Nous aurions pu citer également le système d’adhésion automatique aux plans de retraite mis en
place au Royaume-Uni avec le programme Auto-Enrolment Pensions. Introduit en 2012, ce dispositif
oblige les employeurs à inscrire automatiquement leurs employés dans un plan de retraite privé, avec
la possibilité de se retirer s’ils le souhaitent (opt-out). Ce mécanisme repose sur un biais cognitif bien
connu : l’inertie. Plutôt que d’attendre que les individus fassent l’effort d’adhérer eux-mêmes à un plan
de retraite (ce qui entraîne un faible taux d’inscription), le système les place par défaut dans un
programme d’épargne. Les résultats ont été spectaculaires : avant la réforme, le taux d’adhésion aux
plans de retraite était d’environ 55 %, tandis qu’il dépasse aujourd’hui les 90 % dans certaines tranches
d’âge. Dans le domaine de la réduction de l’empreinte carbone, plusieurs pays ont mis en place des
péages urbains intelligents basés sur des incitations comportementales. En augmentant
progressivement le coût d’entrée dans certaines zones très embouteillées aux heures de pointe
(pricing dynamique), ces politiques modifient les habitudes des conducteurs, qui adoptent alors des
solutions alternatives comme le covoiturage ou les transports en commun.
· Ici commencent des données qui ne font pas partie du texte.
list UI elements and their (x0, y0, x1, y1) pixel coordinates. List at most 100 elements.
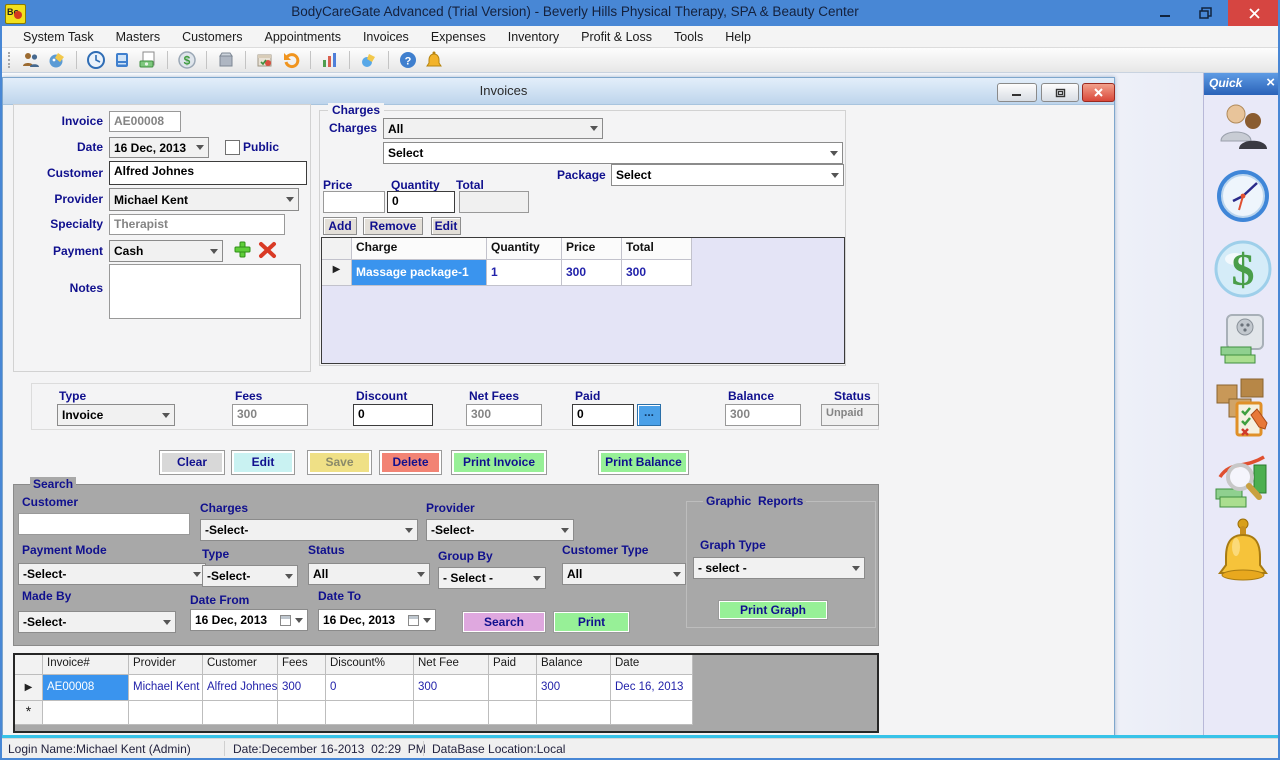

Approfondir : les références clés et liens utiles autour de cette thématique
-Le paradigme comportemental, un nouvel impérialisme économique ? – https://shs.cairn.info/revuefrancaise-de-socio-economie-2019-1-page-7?lang=fr
-Guide de l’économie comportementale – https://www.labrador-transparency.com/wpcontent/uploads/sites/3/2022/08/2018_Guide_Economie_Comportementale_BVA-Labrador.pdf
-Esprits animaux et habitus : convergences et approfondissements – https://shs.cairn.info/revuecahiers-d-economie-politique-1-2014-1-page-199?lang=fr
-https://fr.wikipedia.org/wiki/Économie_comportementale
Se projeter
Pourquoi et/ou comment avoir recours à ce concept ?
Ce concept est donc pour tous les professionnels de la communication institutionnelle qui vont
avoir à accompagner des changements de paradigmes dans les années à venir. A l’heure où nous
parlons de plus en plus d’ « économie de guerre » (économie qu’il va falloir financer), le prisme de
Keynes peut permettre d’écarter certains écueils, notamment en matière de plaidoyer.
De façon générale, cette analyse doit nous rappeler de ne pas appuyer nos analyses sur un
rationalisme excessif et de ne pas négliger les dynamiques de groupes. Cette logique de masse est
d’ailleurs parfaitement intégrée par nos compétiteurs dans toutes les dimensions du sharp power.
La guerre cognitive agit sur ces dynamiques macro pour ralentir ou freiner les forces.